Las abejas son capaces de reconocer rostros humanos. Foto: IStock Pese a tener un cerebro de apenas un milímetro y cerca de un millón de neuronas, las abejas melíferas pueden aprender a identificar caras humanas. Así lo demostró un estudio publicado en la revista Journal of Experimental Biology, que desafió ideas tradicionales sobre la inteligencia animal al mostrar que estos insectos distinguen personas mediante fotografías y retienen ese aprendizaje durante varios días. Hasta hace unas décadas, esa habilidad se atribuía casi exclusivamente a mamíferos y aves con sistemas nerviosos mucho más complejos. La capacidad de reconocer rostros suele considerarse una destreza compleja vinculada a cerebros grandes y regiones especializadas, como ocurre en los humanos. Sin embargo, diversos experimentos confirmaron que las abejas, con cerebros diminutos, distinguen caras a partir de patrones visuales. La investigación principal, realizada en 2005, empleó fotografías de pruebas de reconocimiento facial diseñadas para estudios de psicología humana. Los científicos asociaron una imagen específica con una recompensa de agua azucarada, mientras que las demás se vincularon con una solución de quinina de sabor amargo. Tras varias sesiones, las abejas aprendieron a dirigirse hacia la cara correcta y evitar las otras. En pruebas sin recompensa, los insectos continuaron seleccionando la imagen entrenada con una precisión superior al 80%, lo que confirmó que no seguían rastros de olor, sino que realmente diferenciaban patrones visuales. lr.pe

Qué revela este hallazgo sobre la inteligencia y el tamaño del cerebro de las abejas

El cerebro de una abeja contiene alrededor de 960.000 neuronas, una cifra muy pequeña frente a las aproximadamente 86.000 millones presentes en el cerebro humano. A pesar de esa diferencia, los estudios indican que circuitos neuronales reducidos pueden resolver tareas visuales complejas mediante mecanismos de aprendizaje general. Para la comunidad científica, estos descubrimientos aportan nuevas pistas sobre la evolución de la inteligencia y abren posibilidades para desarrollar sistemas de reconocimiento artificial que funcionen con recursos computacionales limitados.

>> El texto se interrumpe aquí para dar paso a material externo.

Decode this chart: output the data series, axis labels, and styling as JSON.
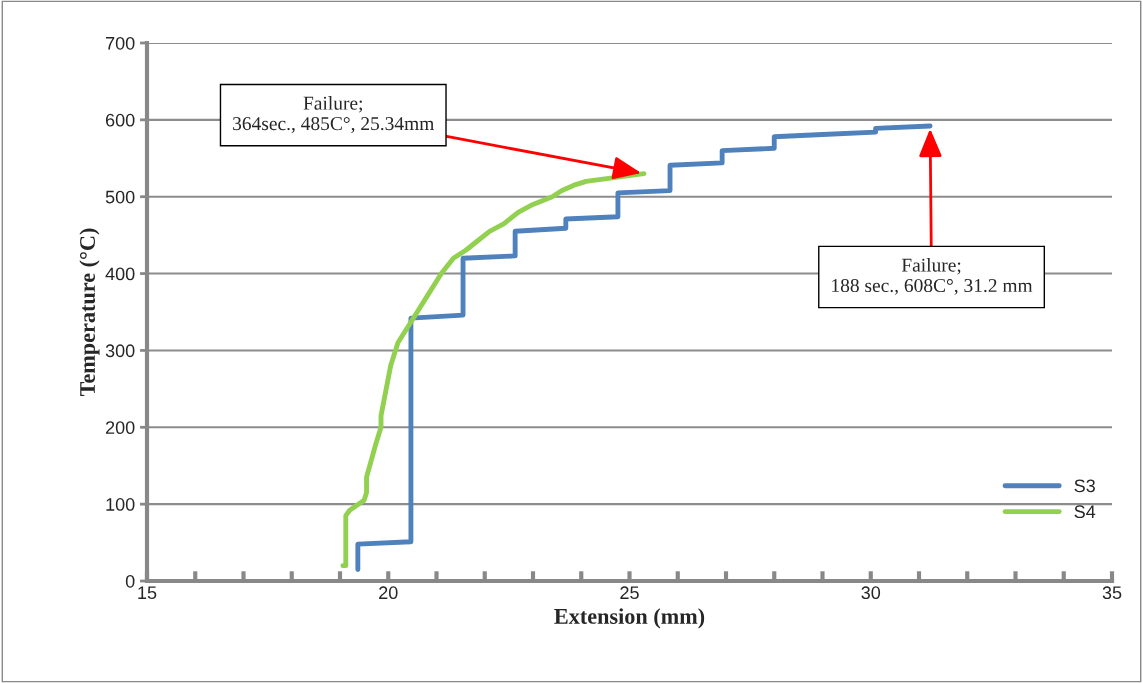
{
  "chart_data": {
    "type": "line",
    "xlabel": "Extension (mm)",
    "ylabel": "Temperature (°C)",
    "xlim": [
      15,
      35
    ],
    "ylim": [
      0,
      700
    ],
    "xticks": [
      15,
      {
        "value": 16,
        "label": null
      },
      {
        "value": 17,
        "label": null
      },
      {
        "value": 18,
        "label": null
      },
      {
        "value": 19,
        "label": null
      },
      20,
      {
        "value": 21,
        "label": null
      },
      {
        "value": 22,
        "label": null
      },
      {
        "value": 23,
        "label": null
      },
      {
        "value": 24,
        "label": null
      },
      25,
      {
        "value": 26,
        "label": null
      },
      {
        "value": 27,
        "label": null
      },
      {
        "value": 28,
        "label": null
      },
      {
        "value": 29,
        "label": null
      },
      30,
      {
        "value": 31,
        "label": null
      },
      {
        "value": 32,
        "label": null
      },
      {
        "value": 33,
        "label": null
      },
      {
        "value": 34,
        "label": null
      },
      35
    ],
    "yticks": [
      0,
      100,
      200,
      300,
      400,
      500,
      600,
      700
    ],
    "grid": "y",
    "legend": "right",
    "marker": "none",
    "line_style": "solid",
    "series": [
      {
        "name": "S3",
        "color": "#4f81bd",
        "x": [
          19.37,
          19.37,
          20.47,
          20.47,
          21.55,
          21.55,
          22.63,
          22.63,
          23.68,
          23.68,
          24.76,
          24.76,
          25.84,
          25.84,
          26.92,
          26.92,
          28.0,
          28.0,
          29.0,
          30.1,
          30.1,
          31.23
        ],
        "values": [
          15,
          48,
          51,
          342,
          346,
          420,
          423,
          455,
          459,
          471,
          474,
          505,
          508,
          541,
          544,
          560,
          563,
          578,
          581,
          584,
          589,
          592
        ]
      },
      {
        "name": "S4",
        "color": "#92d050",
        "x": [
          19.06,
          19.12,
          19.12,
          19.2,
          19.5,
          19.55,
          19.55,
          19.75,
          19.85,
          19.85,
          20.05,
          20.2,
          20.5,
          20.8,
          21.1,
          21.35,
          21.6,
          21.9,
          22.1,
          22.4,
          22.7,
          23.0,
          23.4,
          23.6,
          23.85,
          24.1,
          25.3
        ],
        "values": [
          20,
          20,
          85,
          92,
          105,
          115,
          135,
          180,
          200,
          215,
          280,
          310,
          340,
          370,
          400,
          420,
          430,
          445,
          455,
          465,
          480,
          490,
          500,
          508,
          515,
          520,
          530
        ]
      }
    ],
    "annotations": [
      {
        "text": "Failure;\n364sec., 485C°, 25.34mm",
        "x": 25.3,
        "y": 530
      },
      {
        "text": "Failure;\n188 sec., 608C°, 31.2 mm",
        "x": 31.23,
        "y": 592
      }
    ]
  }
}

Los resultados también revelaron que las abejas conservaban la información aprendida durante al menos dos días. Además, mantenían la capacidad de identificar la cara objetivo cuando los científicos cambiaban la posición de las fotografías en el panel de pruebas. Un estudio posterior, publicado en 2010, profundizó en el mecanismo utilizado por estos insectos. Los ensayos mostraron que las abejas no memorizaban elementos aislados, sino la disposición espacial entre ojos, nariz y boca. Cuando los investigadores alteraban esa configuración, los animales dejaban de reconocer la imagen, lo que evidenció un sistema de procesamiento basado en las relaciones entre las distintas partes del rostro.